In a previous post on 15 July 2015 I referred to the judgment of HHJ Jarman QC in this on-going saga in which he had awarded the claimant, aka “the Cowshed Cinderella” £1.3 million. This was following an unsuccessful appeal by her parents against the finding that an equity had arisen in their daughter’s favour in respect of the work she had carried out at their farm over many years. Her parents appealed again to the Court of Appeal and judgment was given on 19 May 2016, reported at [2016] EWCA Civ 463.

Lord Justice Lewison referred to the “lively controversy” about the essential aim of the exercise of the broad judgmental discretion in deciding how to satisfy the equity: one line of authority taking the view that the essential aim is to give effect to the claimant’s expectation unless it would be disproportionate to do so and the other taking the view that the essential aim is to protect the claimant’s reliance interest so that he/she is compensated for the detriment suffered. Lewison LJ stated that logically, there is much to be said for the second approach, although he did not think it necessary to resolve this controversy on this appeal. Nevertheless, he referred to Jennings v. Rice in which Robert Walker LJ had referred to a class of case in which the assurances and reliance had a consensual character not far short of a contract. In such a case “both the claimant’s expectations and the element of detriment will have been defined with reasonable clarity and in that kind of case the court is likely to vindicate the claimant’s expectations. Robert Walker LJ referred to another class of case in which the claimant’s expectations are uncertain – in these circumstances, the claimant’s expectations would be “no more than a starting point.” In Davies, Lewison LJ stated that it was not entirely clear what the court is to do with the expectation even if it is only a starting point. He agreed with counsel for the respondent that a useful working hypothesis is to adopt a:

“sliding scale by which the clearer the expectation, the greater the detriment and (emphasis added) the longer the passage of time during which the expectation was reasonably held, the greater would be the weight that should be given to the expectation.”
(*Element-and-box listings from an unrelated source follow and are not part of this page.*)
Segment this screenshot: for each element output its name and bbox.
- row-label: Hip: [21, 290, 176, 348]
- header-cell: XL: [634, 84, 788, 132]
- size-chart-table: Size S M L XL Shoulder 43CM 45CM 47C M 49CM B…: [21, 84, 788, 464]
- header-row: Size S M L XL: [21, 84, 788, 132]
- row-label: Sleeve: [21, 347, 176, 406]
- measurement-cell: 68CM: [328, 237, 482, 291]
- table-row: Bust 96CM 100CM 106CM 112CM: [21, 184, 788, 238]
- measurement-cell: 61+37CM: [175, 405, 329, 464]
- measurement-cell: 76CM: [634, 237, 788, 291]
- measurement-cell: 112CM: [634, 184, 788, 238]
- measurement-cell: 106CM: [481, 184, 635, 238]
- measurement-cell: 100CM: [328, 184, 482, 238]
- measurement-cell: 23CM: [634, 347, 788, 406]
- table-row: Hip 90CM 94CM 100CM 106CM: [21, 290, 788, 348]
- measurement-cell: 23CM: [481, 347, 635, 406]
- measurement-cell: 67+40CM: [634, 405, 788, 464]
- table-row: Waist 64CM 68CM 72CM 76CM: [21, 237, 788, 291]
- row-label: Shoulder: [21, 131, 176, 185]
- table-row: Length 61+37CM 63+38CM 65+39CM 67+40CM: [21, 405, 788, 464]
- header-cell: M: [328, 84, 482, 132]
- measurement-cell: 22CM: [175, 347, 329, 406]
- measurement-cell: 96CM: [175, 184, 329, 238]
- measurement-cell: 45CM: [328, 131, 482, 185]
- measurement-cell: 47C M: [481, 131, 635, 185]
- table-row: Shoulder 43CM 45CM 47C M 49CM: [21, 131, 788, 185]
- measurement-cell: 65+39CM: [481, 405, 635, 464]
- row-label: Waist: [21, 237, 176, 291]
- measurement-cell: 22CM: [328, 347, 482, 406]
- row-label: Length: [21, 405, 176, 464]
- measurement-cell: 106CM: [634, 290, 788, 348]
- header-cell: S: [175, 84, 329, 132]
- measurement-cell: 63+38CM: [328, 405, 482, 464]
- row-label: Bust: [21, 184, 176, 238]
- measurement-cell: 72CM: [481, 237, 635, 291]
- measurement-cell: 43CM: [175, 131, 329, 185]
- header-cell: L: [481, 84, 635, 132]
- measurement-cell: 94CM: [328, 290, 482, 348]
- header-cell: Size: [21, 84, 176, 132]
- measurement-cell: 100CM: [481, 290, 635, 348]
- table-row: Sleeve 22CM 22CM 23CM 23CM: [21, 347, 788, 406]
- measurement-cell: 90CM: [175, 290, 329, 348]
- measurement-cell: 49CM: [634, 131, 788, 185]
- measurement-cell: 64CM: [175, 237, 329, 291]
On the particular facts of the case, it was found that the judge at first instance had taken far too broad a brush and failed to analyse the facts that he found with sufficient vigour in deciding to award the claimant £1.3 million. That decision was overturned and substituted with a total award of £500,000. Lewison LJ identified a series of “different (and sometimes mutually incompatible) expectations” over time, some of which were repudiated by the claimant herself, others of which were superseded by later expectations. Nor, he found, was this a case in which the claimant had positioned her whole life on the basis of her parents’ assurances. His Lordship referred to the position of the respondents before the judge, in which they had argued that the equity would be satisfied by a payment of £350,000 calculated as follows:

  1. i) An accommodation element of £180,000. This would enable her to pay off the mortgage on her other property at Ludchurch, with the consequence that she would have had free accommodation for her lifetime, and also a capital asset. ii) A partnership element of £22,000. This represented the profits to which she would have been entitled between 1998 and 2001 if she had been made a partner as she had expected. iii) A company element of £120,000. This represented a one half share of the profits made by the company from mid-2008 to mid-2012. iv) The balance of £28,000 represented underpayment for the work Eirian had carried out on the farm in the early years.

In terms of the “non-financial” aspects of the claim, which included the disappointment of the claimant’s expectation of inheriting the land and that she gave up the ability to work shorter hours in a working environment of her choosing and freedom from the difficult working relationship she had with her parents, Lewison LJ rejected the figure of about £1 million which had apparently been attached to this by the judge at first instance. Whilst accepting that some award must be made in respect of non-financial aspects of the claim, Lewison LJ found that the appropriate award was £150,000, giving a total award of £500,000.